Recent success with targeted therapies to treat benign connective tissue tumours has thrown up important questions, says Professor David Thomas from the Garvan Institute of Medical Research.
Using targeted therapies in this way is a completely different scenario to the traditional use in malignant tumours of the connective tissue, he says. “It’s requiring us to rethink how we tackle clinical trials and how we think about the risks and benefits of treatment.”
Speaking at the ESA-SRB 2015 meeting here in Adelaide Professor Thomas told delegates there are now at least two examples of benign connective tissue tumours for which a molecular cause has been identified, and for which targeted therapies may be applicable.

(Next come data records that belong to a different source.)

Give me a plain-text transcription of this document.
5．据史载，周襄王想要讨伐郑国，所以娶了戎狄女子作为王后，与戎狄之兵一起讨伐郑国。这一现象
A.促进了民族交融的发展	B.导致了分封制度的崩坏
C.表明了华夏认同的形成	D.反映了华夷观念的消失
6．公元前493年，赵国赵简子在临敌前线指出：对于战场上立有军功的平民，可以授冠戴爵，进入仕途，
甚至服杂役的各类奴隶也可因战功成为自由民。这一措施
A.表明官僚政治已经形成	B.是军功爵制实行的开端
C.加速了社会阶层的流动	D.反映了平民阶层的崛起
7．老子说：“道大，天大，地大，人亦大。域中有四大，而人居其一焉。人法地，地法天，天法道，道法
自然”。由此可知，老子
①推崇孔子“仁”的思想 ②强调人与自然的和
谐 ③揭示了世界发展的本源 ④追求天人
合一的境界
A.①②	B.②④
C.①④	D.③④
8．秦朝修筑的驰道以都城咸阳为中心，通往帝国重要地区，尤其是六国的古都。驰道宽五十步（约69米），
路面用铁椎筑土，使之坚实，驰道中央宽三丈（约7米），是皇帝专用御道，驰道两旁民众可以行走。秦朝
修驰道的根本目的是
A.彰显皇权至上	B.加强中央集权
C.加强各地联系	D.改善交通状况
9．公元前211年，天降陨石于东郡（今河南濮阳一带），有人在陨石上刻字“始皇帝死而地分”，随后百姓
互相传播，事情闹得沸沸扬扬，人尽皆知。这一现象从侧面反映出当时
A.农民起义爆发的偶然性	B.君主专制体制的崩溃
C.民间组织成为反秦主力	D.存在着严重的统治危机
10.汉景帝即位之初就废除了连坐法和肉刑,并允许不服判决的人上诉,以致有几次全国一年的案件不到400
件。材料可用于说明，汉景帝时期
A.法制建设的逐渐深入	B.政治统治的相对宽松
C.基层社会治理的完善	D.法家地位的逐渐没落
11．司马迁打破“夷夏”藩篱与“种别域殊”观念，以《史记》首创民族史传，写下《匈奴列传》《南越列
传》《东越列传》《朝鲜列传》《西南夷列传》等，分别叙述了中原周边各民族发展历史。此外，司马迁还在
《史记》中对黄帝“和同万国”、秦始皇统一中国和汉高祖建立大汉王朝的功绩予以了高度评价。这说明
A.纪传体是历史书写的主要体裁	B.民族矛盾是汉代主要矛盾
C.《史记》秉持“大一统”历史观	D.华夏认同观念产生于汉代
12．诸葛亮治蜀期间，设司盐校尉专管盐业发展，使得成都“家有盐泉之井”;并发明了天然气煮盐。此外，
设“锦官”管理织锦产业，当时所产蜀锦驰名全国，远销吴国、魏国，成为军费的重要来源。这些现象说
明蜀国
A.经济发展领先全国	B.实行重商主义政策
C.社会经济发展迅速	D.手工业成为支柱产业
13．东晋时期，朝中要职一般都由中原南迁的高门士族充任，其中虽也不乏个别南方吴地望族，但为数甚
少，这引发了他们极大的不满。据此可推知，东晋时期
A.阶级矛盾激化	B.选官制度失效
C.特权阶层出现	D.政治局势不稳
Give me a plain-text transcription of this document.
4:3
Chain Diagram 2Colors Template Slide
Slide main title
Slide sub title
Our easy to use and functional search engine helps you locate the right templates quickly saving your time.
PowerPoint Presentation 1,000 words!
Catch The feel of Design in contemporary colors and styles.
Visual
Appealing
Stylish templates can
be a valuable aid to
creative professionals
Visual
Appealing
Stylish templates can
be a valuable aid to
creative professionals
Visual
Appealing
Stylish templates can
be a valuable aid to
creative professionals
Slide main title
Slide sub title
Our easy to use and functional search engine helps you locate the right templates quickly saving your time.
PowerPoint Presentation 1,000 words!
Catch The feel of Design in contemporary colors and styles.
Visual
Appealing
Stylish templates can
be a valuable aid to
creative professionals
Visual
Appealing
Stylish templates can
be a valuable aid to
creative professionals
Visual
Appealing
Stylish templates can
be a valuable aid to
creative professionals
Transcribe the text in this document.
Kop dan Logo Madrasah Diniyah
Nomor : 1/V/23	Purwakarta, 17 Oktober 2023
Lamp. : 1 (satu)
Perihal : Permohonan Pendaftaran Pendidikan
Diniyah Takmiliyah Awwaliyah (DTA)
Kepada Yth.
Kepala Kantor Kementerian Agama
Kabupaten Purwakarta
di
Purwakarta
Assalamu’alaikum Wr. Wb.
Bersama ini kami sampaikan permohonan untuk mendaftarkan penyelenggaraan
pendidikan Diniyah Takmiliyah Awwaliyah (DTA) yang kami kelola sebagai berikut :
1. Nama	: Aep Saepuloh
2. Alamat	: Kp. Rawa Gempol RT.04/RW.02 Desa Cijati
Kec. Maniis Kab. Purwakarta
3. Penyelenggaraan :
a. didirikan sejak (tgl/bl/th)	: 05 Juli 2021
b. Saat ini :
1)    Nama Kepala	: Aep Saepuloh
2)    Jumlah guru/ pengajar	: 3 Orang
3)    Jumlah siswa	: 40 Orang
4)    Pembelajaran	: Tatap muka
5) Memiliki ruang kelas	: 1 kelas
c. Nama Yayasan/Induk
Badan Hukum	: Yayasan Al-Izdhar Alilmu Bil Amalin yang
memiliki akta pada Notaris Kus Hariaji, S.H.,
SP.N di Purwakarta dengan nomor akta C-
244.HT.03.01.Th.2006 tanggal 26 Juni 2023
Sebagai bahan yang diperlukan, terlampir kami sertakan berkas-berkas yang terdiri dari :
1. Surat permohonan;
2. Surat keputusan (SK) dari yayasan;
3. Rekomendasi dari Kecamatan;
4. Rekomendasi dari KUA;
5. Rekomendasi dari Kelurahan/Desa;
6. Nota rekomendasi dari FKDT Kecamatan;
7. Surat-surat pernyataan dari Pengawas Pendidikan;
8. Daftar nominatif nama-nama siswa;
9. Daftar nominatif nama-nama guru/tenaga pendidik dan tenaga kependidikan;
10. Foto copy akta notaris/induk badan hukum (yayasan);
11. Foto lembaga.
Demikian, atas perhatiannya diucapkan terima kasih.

He spoke of how the emergence of the RANKL inhibitor denosumab in the past five years has transformed the management of patients with unresectable giant cell tumour of bone (GCTB).
Also, how more recently another benign connective tissue tumour, tenosynovial giant cell tumour (TGCT), has been targeted with agents blocking CSF-1 signalling, with promising results.
But while denosumab has been spectacular in improving quality of life for patients with GCTB, now after several years Professor Thomas has questions.
“When do we stop treatment, and what sort of long-term consequences are there of using a drug that blocks the signalling pathway that we’re targeting, which turns out to be important for bone metabolism and bone turnover?”
The long-term consequences of treatment haven’t really had to be considered in oncology because treatment with targeted therapies is usually restricted by the lifespan of those with incurable malignant tumours, who are also often elderly.
But both GCTB and TGCT affect a younger population, and are rarely life threatening.
“We don’t have people dying from these diseases and so applying the same sorts of treatment approaches we now have to consider not only whether the drugs improve symptoms and quality of life, but also whether the longer term consequences of treatment justify the interventions,” Professor Thomas told the limbic.
Answering these questions is a work in progress, with the focus on what this means for how clinical trials are conducted. Researchers need to consider how adverse events are measured, how long patients are followed up, what the optimal dosing and scheduling of treatment might be, and how patients are selected.
There are other elements to consider as well. The cost to the community of using these targeted therapies is again fundamentally different from the traditional personalised medicines for malignant disease, explained Professor Thomas.
This is because the duration of treatment is not known and there is no accurate estimate of the numbers of benign tumours that might be referred for therapy, as these tumours are not subject to mandatory reporting and appear to be more common than originally thought.